Kochi: Kochi's nightlife took a blow on Jan 4 when the food court at Queen's Walkway, run by the Goshree Islands Development Authority (GIDA), shut down after its contracts expired. The walkway, once alive with music, food, and late-night conversations, went quiet overnight. But Kochi, as it always has, found a way to keep the lights on elsewhere.
The city has long tried to build a nightlife culture beyond pubs and discotheques, with mixed results. Yet its residents have shown a consistent knack for carving out new spaces whenever old ones disappear, whether lost to red tape, poor infrastructure, or lack of security. TOI did a reality check across the city and found that pattern holding true once again.
At midnight in Thrikkakara, Kochi's IT hub, a group of youngsters was still at it, guitars out, cajons tapping, voices carrying across the open stage at Thrikkakara municipal park. Most were Infopark employees or students from nearby colleges. Many started as strangers; regular late-night jam sessions turned them into friends.
Joel George, who works at Infopark, says the gatherings helped him reconnect with music he had set aside. "I am reclaiming the music I thought I had lost. It is a very refreshing feeling to meet up with friends and sing together after a long day of work," he said.
For Mithra Prakash, a journalism student at Jain University, these late-night meetups are about more than music. "There are people whose shifts end at 8pm or 9pm. For them to sit here and unwind after a long day is such a stress relief. Most people who come here at night are simply looking for that happiness," she said.
On Seaport-Airport Road at Peringazha, a stretch where pending construction has left the road's end open, cafes have quietly taken root on either side, serving everything from rolls to grilled beef ribs until the early hours. "The place is active till around 2am on most days," said Ashwin Vinod, a regular there. Youngsters with hostel curfews filter out by 9pm; couples and friend groups take over after that.
At Pizhala, the scenic bridge connecting Container Road at Moolampilly to Valiyakadamakudy draws families to its riverside cafes and farms after dark. On Banerji Road, a hotel's midnight dum biryani draws long queues as the dum is broken at 12am and kuttan biryani with tender beef, chemmeen choru, and chicken biryani are served through the night. Panampilly Nagar remains a reliable hangout, though most shops wind down by midnight.
Past midnight on the ring road around Kaloor Stadium, cafe-hopping crowds fill the stretch well into the early hours. Among them are Munshif and Binshad, who run a streetwear pushcart they built into a brand through Instagram. They had originally set it up at Queen's Walkway in late Dec. "The crowd there was so diverse, with lots of families visiting. But we could stay barely two weeks before the kiosks shut and the place went silent," said Munshif. They now focus on Stadium Link Road on weekends, where the energy, he says, runs strong till 2am.

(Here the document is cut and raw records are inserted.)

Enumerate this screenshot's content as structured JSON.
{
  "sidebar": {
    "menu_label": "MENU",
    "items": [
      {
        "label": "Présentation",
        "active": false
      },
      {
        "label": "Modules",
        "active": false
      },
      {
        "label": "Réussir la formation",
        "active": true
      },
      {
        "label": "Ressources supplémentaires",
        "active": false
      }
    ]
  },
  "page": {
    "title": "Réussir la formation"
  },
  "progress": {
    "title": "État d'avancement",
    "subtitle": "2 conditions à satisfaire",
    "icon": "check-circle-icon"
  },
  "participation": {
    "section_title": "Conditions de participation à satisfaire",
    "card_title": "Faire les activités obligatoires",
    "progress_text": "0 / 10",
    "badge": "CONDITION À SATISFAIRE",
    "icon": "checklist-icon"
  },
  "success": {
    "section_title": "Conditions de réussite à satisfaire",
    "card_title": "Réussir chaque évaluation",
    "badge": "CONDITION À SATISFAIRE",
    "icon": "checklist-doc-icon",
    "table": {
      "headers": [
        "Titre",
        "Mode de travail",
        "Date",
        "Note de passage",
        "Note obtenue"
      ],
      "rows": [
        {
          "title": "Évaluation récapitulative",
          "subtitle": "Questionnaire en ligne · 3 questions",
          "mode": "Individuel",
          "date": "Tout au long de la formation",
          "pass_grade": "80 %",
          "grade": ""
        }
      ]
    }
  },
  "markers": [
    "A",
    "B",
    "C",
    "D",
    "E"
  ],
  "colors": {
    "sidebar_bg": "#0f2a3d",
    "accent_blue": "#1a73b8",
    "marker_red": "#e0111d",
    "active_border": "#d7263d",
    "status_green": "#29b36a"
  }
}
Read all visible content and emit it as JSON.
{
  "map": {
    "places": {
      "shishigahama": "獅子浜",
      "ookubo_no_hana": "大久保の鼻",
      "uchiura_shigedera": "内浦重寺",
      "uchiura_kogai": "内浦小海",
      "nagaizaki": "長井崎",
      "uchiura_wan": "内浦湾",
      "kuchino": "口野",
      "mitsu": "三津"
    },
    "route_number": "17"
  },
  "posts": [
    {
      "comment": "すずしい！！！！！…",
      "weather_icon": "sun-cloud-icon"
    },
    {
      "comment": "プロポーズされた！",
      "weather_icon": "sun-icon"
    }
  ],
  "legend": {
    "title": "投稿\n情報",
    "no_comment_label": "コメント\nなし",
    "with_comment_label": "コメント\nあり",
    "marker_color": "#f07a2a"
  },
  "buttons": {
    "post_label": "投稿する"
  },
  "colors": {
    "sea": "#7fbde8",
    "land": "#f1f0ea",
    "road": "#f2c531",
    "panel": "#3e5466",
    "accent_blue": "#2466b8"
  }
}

Nivin Devarajan, founder of open music collective Chai Connections, points out that nightlife is not a luxury but a genuine social need. "People in corporate jobs shuttle between office and home. A third place is a human need. Going somewhere that encourages nightlife brings back the community feeling we lost to the online world. At a time when mental health issues are rising, such stress relief is not optional," he said.
He also pointed to a lonelier reality behind the crowds. "Friends of almost everyone have moved abroad. People are dealing with loneliness. These communities address it, at least to an extent," he said, adding that Kochi still lacks enough such spaces, and that those who do show up to enjoy them are too often met with suspicion rather than welcome.